On my 2-year brain surgery anniversary I set out in my town to run a solo half marathon. It was forecast to be very hot and humid so I set my alarm early. When I woke up in the darkness, I could hear the rain pouring down. I definitely thought about crawling back under the covers, but then I thought about all the people who can no longer run…because they didn’t survive their brain aneurysm, because they have deficits from it, or because of the color of their skin. So I got up and by the time I got ready the rain had stopped. I ran throughout our town making frequent stops back at my house for fuel, where at 6 am my 8-year-old son had set up a chair in the yard to cheer for me. I didn’t set any speed records that day, but I was filled with pride for how far I had come and the fact that I showed my 2 sons that the human spirit can overcome hardships. My 2 sons cheered for me as I finished the half with a handmade sign in hand. There are very few moments in my life that top that.
This past summer, I developed an open wound in my forehead as a result of the titanium plates in my head becoming infected. I had to undergo a 2nd surgery to remove 2 titanium plates and 6 screws (I can now definitively say I had a few screws loose haha!). I realized how much I learned from my first surgery when I realized I would need a second because my reaction was very different. I instantly just accepted this as part of the recovery process and that while no one wants to have surgery it was a necessity. All the cliches are true that we must live each day to the fullest and with gratitude and that we must live for something greater than ourselves.

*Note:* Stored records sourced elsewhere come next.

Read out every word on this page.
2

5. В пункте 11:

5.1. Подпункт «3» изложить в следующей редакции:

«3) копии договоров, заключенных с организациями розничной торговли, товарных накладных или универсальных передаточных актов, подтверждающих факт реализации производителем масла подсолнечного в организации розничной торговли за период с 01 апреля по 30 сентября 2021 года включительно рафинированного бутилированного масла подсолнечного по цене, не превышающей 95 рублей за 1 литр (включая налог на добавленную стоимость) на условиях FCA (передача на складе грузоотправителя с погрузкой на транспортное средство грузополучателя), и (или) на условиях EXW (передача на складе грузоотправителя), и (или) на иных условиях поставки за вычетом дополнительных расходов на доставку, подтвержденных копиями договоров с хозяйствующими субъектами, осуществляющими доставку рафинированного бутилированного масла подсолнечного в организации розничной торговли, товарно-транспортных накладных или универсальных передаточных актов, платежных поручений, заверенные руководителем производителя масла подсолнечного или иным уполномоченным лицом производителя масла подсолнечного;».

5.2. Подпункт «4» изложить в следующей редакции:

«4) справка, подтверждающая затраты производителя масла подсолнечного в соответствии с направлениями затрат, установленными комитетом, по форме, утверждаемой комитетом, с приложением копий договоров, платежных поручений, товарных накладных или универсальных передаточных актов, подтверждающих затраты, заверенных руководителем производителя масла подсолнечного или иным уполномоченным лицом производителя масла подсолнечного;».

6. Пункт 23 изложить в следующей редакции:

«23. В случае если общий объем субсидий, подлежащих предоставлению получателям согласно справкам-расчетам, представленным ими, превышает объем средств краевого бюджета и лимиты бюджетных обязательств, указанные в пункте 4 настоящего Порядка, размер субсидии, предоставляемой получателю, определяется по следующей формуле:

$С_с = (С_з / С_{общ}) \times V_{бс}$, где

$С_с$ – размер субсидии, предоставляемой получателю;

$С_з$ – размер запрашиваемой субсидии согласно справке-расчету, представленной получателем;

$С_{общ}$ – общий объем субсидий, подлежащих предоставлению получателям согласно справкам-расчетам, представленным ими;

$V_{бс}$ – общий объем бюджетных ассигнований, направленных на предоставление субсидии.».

Strava recently posted a quote by Nelson Mandela, “Sport has the power to change the world. It has the power to inspire. It has the power to unite people in a way that little else does…Sport can create hope where there once was only despair.”
Thank you for reading my story. If you’re able, please consider a donation to the Rita Skertich Research Grant, keep smiling and keep moving forward. We’re all in this together.
Elizabeth Zinno Ratta
Elizabeth has been happily married to the love of her life, Jeremy for 13 years (together for 18). She has 2 incredible sons ages 9 and 6 who always get her to live life to the fullest each day and fill her with gratitude and pride. She graduated from the University of Pittsburgh with Master’s degrees in Public Health and Social Work. She works per diem as a hospital social worker, enjoys spending time outdoors in Vermont with her family and deeply values her family and friends who give to her so generously. She is very grateful to the Los Angeles running community who despite living 3,000 miles away are her greatest running inspiration. While she loves her new home of Vermont, half of her heart will always be in her hometown of Pittsburgh where her parents, sister, cousins, and niece still live.